きみがいる、この世界で。


「ごめん、俺、本当は気づいてた。柴山たちと何かあったんだろうなって。それで、泉本、嫌な思いしているんだろうなって」

「そっか、気づいてたか……いや、それは気づくよね、あんなにあからさまに嫌われると」

苦笑する私に、陶山は何とも言えない顔をした。
彼はジンジャーエールを一口飲むと、短い息を吐き、「泉本」と私の名前を呼びながら、まっすぐと私を見つめた。

「遅いかもしれないけど、転校、やめてくれないかな。俺、泉本のこと守るから。泉本がもう嫌な思いをしないように守るから、あいつらから」

「陶山?」

「俺、決めてたんだ。泉本に何か困ったことがあったら、次は俺が絶対に守ろう、って」

力強く言う彼に「『次』?」と尋ねる。陶山は「昔のことになるけど」と言ってから、静かに言葉を続けた。

「俺、中学一年の頃、いじめられてたっていうか、よくからかわれていただろ。ほら、安本たちから」

確かに陶山と安本が仲良くなったのは高校に入ってからだった。中学生の頃はそれほど一緒にはいなくて、むしろどちらかというと、陶山は彼のことを好きではなかった気がする。だって。

「……黒人、って言われてたこと?」

ためらいながら確認した私に、陶山は「そうそう」と苦笑した。

色黒の陶山は、特に中学一年生の頃、人より肌が焼けていて、その黒さが目立った。
後から聞いた話だったけれど、受験を終えてから、ずっと我慢していた好きなサッカーを毎日日が暮れるまでしていたらしい。
冬から春にかけての季節とはいえど、毎日太陽の下にいるとそれなりに焼ける。
それに加え、彼は焼けやすい体質だったからかなり色黒になっていた。
そんな彼を見て、安本をはじめ、クラスの男子数人は毎日のように陶山を『黒人』と揶揄した。

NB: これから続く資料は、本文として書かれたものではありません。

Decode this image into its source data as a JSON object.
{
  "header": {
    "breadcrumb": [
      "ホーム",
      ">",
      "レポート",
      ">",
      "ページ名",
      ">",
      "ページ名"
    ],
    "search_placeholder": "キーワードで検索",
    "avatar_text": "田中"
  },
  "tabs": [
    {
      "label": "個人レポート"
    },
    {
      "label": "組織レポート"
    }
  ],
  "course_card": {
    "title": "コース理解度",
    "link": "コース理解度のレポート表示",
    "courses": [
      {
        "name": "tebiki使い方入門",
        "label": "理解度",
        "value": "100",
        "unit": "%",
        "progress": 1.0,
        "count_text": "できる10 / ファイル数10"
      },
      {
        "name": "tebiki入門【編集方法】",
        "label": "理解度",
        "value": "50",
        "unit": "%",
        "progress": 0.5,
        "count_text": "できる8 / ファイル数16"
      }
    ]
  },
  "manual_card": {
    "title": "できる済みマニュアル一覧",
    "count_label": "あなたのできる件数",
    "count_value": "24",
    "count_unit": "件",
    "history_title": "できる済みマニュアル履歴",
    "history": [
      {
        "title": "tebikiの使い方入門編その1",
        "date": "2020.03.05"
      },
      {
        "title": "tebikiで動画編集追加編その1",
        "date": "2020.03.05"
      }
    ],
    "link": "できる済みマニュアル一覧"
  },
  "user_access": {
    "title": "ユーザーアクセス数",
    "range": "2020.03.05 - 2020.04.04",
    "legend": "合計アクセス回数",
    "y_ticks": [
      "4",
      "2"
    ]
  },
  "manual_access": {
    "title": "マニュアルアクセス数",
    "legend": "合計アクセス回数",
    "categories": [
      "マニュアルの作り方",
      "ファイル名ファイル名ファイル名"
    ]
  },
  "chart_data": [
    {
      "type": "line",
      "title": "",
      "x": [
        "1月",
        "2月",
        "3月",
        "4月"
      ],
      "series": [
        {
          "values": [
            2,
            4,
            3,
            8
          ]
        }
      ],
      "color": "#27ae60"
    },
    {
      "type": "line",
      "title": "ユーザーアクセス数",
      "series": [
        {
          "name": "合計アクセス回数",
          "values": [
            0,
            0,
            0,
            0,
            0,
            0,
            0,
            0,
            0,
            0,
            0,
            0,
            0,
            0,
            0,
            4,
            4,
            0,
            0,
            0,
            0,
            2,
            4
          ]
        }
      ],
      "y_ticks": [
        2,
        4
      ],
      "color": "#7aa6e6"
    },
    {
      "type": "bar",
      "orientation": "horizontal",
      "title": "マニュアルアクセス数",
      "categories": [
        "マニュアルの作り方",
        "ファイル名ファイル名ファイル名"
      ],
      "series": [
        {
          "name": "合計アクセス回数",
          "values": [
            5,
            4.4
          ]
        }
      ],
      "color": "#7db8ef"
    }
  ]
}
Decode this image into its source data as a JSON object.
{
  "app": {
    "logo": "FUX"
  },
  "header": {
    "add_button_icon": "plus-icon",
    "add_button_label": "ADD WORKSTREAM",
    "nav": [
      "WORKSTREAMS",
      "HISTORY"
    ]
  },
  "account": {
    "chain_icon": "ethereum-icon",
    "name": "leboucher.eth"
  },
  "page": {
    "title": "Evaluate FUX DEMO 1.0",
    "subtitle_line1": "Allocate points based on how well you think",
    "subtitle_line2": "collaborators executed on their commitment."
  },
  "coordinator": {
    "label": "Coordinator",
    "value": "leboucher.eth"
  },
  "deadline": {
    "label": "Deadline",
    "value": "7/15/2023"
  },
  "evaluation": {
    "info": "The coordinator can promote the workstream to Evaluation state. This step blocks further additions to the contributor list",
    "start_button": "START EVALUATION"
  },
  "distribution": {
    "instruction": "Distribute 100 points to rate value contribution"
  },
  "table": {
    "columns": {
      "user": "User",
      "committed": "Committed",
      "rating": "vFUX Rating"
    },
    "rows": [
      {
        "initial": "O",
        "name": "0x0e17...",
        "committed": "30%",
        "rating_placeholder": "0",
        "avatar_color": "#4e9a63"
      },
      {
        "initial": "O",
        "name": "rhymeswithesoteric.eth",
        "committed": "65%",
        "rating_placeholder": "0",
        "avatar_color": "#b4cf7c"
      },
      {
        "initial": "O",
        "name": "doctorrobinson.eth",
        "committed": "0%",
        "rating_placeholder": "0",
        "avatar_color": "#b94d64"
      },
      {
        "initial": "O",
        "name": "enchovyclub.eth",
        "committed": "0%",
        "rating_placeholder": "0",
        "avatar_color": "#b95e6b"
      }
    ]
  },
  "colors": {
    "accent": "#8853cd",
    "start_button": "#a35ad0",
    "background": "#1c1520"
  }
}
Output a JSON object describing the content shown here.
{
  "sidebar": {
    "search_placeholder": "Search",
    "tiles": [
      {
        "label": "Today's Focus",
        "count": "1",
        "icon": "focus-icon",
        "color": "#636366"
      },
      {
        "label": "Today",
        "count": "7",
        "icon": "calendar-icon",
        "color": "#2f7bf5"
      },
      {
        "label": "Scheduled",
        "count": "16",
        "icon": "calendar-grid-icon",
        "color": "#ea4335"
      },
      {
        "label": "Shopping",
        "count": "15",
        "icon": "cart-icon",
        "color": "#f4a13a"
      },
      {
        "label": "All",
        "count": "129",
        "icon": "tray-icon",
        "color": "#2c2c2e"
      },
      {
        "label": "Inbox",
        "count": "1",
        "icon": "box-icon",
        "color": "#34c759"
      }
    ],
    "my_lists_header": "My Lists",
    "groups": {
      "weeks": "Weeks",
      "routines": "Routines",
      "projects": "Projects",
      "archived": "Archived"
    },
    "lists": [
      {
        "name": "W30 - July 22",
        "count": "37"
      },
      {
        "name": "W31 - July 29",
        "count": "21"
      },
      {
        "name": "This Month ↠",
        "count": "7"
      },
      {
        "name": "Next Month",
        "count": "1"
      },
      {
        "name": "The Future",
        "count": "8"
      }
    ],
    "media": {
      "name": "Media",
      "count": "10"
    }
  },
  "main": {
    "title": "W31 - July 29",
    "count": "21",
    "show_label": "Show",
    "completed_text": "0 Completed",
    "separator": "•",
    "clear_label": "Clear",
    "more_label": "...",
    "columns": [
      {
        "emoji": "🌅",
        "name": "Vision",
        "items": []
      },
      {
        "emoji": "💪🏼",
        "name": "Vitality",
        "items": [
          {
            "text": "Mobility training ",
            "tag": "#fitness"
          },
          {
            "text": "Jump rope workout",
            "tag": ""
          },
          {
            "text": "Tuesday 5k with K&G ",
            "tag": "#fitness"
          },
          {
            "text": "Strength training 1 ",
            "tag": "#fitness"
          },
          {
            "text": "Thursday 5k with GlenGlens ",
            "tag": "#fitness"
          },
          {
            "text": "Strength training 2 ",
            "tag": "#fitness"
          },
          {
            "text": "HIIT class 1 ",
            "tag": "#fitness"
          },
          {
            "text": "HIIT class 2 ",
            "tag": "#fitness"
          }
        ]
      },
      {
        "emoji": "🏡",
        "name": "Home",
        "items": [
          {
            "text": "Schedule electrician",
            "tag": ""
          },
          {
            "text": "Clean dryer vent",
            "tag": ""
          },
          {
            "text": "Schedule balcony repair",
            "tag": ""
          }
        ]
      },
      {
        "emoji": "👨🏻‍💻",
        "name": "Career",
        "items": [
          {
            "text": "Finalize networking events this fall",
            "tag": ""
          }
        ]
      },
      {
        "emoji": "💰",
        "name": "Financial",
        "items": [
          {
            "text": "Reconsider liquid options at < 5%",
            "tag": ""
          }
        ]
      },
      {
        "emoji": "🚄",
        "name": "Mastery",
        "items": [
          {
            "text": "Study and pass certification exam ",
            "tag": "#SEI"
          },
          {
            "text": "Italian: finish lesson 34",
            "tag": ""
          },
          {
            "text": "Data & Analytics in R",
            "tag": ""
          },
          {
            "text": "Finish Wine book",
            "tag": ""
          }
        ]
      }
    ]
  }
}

「あれ、本当に嫌だったんだよ。でもあの時、小柄だったから言い返しづらくてさ。もし言い返して殴られたらどうしようって。特に安本とか学年の中で一番レベルに身体が大きかっただろ。よく取っ組み合いの喧嘩もして先生たちを困らせていたし」

「そうだったね……」

今でこそ背も高く筋肉質だけれど、入学したての頃の陶山は、まだ背も低く、どちらかというと貧弱な印象だった。
一方の安本をはじめ、陶山のことをからかっていた男子たちは、中学校に入学した当時から身体も学年の中でトップを争うほど大きく、まさに「やんちゃ」という言葉が似合っていた。

「でも、やっぱり腹立つし。どんどんムカついてキレそうになった時、泉本が助けてくれたんだよ」

「私が?」

思わず確認するように聞き返してしまったのは、正直全く記憶にないことだったからだった。陶山もそれはわかっていたようだった。

「そうだよ、きっと覚えていないだろうけど」

素直に頷くと「だよなあ」と彼は爽やかに笑った。